Day 5: Gillette, WY to Cody, WY, via Bighorn National Forest.
After the über long day the day before, the last thing I wanted was another long day. We set out again on the interstate before turning onto US-14 towards Yellowstone in Sheridan. I think we drove really close to windmills, too, although it seems weird to me now that I type this up that there would be windmills in Wyoming. Maybe I’m mixing it up with another state (we saw several trucks transporting windmill blades on Day 1, although if you ask me, I will tell you that I think the government is building something in the middle of the country).
Also, every single sign on the interstate for Yellowstone and Grand Teton National Park said that US-16 was the most scenic and safe route. This was confusing to us because the two roads reconnect a few hours outside of Cody. US-16 may have been the safest route, but it must be something if it’s more scenic than US-14.
The treat of the day was stopping in Dayton, WY, right before the Bighorn Mountains. We had lunch (although I ordered a whopping breakfast) at the Branding Iron Restaurant. The town was also celebrating Dayton Days and we had arrived just in time for the water fight, a fundraiser for the local fire department. Now, the co-pilot and I, for some reason, thought that the water fight was a water balloon fight. Oh, were we wrong…

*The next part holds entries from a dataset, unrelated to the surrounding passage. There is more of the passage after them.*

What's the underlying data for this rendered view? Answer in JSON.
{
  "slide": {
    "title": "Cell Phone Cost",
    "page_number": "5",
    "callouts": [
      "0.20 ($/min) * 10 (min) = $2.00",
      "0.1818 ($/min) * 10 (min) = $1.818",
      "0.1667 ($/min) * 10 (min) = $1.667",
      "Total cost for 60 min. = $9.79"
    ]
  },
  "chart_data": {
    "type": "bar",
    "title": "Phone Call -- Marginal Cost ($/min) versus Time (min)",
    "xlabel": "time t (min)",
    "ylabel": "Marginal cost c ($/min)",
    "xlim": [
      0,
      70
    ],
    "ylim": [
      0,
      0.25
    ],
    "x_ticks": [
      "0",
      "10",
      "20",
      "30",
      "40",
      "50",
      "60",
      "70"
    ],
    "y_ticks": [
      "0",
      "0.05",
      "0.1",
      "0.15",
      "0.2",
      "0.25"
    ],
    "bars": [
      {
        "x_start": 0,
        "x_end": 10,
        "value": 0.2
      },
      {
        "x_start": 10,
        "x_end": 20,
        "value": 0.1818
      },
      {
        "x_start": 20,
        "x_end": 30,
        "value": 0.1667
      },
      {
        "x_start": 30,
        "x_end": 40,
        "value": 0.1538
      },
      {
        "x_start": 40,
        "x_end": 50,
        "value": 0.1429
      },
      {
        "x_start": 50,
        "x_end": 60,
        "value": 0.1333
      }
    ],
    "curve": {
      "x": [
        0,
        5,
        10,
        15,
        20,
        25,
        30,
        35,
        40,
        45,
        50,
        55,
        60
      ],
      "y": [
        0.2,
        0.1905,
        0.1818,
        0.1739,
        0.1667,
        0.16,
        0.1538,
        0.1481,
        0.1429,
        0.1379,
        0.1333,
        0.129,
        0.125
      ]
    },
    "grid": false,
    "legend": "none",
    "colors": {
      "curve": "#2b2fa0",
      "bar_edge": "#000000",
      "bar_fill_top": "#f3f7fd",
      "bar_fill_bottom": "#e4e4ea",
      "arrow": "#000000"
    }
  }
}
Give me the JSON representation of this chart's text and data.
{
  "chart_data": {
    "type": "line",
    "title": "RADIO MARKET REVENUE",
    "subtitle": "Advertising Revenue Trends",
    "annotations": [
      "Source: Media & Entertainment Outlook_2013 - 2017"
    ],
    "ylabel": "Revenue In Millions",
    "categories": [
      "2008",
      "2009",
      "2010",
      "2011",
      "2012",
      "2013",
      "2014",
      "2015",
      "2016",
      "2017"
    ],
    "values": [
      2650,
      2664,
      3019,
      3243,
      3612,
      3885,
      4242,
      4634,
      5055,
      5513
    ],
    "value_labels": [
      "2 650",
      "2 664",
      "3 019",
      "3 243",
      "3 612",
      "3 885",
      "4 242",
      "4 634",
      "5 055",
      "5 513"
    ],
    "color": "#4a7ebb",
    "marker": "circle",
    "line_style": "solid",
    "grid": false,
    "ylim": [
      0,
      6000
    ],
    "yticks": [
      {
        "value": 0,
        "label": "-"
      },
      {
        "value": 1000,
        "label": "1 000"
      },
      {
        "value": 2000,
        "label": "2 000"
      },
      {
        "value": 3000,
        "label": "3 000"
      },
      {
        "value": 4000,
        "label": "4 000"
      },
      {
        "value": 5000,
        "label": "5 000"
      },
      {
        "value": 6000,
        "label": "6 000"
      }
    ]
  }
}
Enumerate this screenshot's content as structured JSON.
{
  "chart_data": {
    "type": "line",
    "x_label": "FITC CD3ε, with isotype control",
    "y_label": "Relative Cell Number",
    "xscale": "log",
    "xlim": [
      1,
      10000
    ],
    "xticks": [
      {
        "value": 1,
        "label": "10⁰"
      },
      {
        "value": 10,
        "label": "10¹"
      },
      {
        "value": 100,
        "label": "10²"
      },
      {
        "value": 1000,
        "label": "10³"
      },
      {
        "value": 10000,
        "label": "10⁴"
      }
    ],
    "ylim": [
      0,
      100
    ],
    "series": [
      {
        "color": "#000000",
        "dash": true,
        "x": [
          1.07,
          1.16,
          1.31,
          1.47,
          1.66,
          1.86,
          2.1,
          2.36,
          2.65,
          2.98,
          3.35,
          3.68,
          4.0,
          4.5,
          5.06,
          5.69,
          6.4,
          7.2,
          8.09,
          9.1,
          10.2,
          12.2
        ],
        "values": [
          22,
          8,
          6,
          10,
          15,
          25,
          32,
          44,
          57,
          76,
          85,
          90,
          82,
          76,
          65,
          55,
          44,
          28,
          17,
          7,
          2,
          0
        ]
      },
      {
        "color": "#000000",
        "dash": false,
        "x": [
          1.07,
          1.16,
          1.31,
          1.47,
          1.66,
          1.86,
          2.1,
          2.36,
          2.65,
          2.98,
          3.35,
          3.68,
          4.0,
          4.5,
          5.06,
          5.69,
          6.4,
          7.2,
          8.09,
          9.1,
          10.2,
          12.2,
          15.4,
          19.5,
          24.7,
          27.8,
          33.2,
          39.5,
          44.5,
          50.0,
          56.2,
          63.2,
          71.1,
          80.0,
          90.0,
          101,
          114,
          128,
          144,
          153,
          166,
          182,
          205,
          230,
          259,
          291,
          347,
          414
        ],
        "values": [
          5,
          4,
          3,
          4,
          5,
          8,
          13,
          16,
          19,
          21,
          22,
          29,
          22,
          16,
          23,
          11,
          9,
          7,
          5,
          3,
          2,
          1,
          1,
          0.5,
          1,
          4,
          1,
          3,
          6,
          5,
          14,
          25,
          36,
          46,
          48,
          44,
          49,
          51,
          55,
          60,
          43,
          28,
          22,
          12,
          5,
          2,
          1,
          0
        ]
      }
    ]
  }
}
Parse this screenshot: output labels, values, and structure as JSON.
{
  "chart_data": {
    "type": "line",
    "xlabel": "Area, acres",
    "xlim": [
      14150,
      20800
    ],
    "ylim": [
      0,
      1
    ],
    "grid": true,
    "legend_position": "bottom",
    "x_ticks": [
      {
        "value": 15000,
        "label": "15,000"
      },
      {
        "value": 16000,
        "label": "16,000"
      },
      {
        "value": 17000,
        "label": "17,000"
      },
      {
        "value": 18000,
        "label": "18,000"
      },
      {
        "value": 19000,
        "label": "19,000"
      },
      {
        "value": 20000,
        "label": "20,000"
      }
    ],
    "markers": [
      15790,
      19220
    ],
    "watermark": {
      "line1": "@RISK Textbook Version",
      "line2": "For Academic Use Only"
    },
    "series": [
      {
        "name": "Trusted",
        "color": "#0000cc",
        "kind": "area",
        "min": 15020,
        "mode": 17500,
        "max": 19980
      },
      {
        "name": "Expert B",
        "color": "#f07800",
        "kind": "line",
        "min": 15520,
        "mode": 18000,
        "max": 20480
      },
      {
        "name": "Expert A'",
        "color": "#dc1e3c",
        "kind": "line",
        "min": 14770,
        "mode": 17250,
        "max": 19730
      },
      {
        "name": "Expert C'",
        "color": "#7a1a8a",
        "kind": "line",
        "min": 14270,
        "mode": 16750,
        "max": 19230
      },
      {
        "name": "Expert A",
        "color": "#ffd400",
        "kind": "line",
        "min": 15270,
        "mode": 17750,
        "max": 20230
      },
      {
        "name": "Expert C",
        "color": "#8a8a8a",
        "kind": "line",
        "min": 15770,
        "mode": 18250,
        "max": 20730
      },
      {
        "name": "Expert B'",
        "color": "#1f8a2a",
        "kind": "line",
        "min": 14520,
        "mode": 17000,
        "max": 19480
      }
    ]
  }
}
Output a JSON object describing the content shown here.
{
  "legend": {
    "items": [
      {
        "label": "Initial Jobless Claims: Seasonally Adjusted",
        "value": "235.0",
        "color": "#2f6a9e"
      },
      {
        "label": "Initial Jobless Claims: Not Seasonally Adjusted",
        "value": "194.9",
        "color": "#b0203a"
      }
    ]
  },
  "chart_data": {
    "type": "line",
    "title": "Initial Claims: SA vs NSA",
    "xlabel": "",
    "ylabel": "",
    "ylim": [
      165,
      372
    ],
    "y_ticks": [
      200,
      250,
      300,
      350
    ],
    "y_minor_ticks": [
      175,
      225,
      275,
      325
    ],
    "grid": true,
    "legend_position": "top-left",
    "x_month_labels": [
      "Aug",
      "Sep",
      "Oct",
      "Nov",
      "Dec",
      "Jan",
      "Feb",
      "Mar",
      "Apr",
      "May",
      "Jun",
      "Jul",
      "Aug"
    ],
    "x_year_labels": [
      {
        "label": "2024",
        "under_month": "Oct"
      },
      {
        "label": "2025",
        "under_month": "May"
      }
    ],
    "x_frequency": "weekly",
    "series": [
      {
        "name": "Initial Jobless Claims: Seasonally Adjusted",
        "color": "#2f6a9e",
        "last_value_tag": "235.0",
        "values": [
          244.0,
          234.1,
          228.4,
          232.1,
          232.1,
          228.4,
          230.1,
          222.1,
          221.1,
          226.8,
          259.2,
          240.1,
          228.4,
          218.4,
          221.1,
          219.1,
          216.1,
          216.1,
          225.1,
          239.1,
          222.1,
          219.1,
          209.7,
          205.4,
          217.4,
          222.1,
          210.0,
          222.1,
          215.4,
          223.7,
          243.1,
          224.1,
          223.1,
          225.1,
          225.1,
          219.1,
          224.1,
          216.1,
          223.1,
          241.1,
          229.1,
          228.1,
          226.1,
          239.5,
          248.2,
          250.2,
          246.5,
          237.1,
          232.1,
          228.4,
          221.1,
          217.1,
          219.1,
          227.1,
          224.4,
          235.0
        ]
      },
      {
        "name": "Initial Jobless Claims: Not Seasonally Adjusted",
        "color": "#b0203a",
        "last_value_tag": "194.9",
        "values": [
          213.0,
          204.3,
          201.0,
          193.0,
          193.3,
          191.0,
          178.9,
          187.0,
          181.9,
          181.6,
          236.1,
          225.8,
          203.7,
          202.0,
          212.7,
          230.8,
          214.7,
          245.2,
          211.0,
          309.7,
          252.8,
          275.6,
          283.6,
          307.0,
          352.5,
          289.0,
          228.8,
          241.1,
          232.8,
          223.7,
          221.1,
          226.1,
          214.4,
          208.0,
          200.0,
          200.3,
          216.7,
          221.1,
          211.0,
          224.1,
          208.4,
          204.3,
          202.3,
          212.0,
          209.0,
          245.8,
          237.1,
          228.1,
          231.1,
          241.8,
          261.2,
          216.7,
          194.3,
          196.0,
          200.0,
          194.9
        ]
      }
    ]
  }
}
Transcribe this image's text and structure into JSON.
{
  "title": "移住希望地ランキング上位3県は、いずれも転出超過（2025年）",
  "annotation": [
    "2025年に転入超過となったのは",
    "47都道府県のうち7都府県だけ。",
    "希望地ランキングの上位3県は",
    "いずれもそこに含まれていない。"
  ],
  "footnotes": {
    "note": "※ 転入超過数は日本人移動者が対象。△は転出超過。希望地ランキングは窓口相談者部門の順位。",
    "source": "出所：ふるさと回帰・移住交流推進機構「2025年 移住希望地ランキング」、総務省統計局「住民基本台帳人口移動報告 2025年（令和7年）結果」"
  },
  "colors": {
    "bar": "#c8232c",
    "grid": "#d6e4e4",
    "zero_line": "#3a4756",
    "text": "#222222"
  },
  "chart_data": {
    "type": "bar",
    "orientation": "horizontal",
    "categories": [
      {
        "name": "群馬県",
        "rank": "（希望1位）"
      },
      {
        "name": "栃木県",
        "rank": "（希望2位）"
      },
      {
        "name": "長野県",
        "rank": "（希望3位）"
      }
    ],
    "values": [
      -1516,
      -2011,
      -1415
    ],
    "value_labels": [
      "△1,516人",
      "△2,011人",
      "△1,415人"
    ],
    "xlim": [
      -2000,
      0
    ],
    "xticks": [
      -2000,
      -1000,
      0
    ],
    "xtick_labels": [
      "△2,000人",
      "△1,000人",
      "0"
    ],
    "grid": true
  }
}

I guess drought isn’t an issue, huh? So, that’s a pony keg on a pulley, on a wire that’s strung up between two telephone poles. Two teams of three wield a fire hose and use the spray to get the keg to the pole farthest from them. The Dayton water fight was pretty hard core and a full spectator sport. There were brackets of competitors (although I’m not sure if teams were actually seeded), a megaphone, bleachers, party tents, and a beer cart.
From there, it was a drive up into our first set of big mountains, the Bighorns. And then a part of the road was under summer construction, unpaved, and re-routed. After having driven 40 miles on dirt roads a day earlier, this was nothing. Then, it was a stop at Shell Falls in the Bighorn National Forest. This drive is, simply, gorgeous; I’d love to head back here and camp.
|Shell Falls, Bighorn National Forest|
From Shell, WY, it’s a relatively quick jaunt into Cody, and we arrived well before nightfall and well in time for the nightly rodeo. Yee haw. We stayed at the Mayor’s Inn B&B, just blocks away from the main (Sheridan) street, grabbed a coffee at the Rawhide Coffee Co., and then headed for el rodeo. After a late night pizza, it was time to turn in.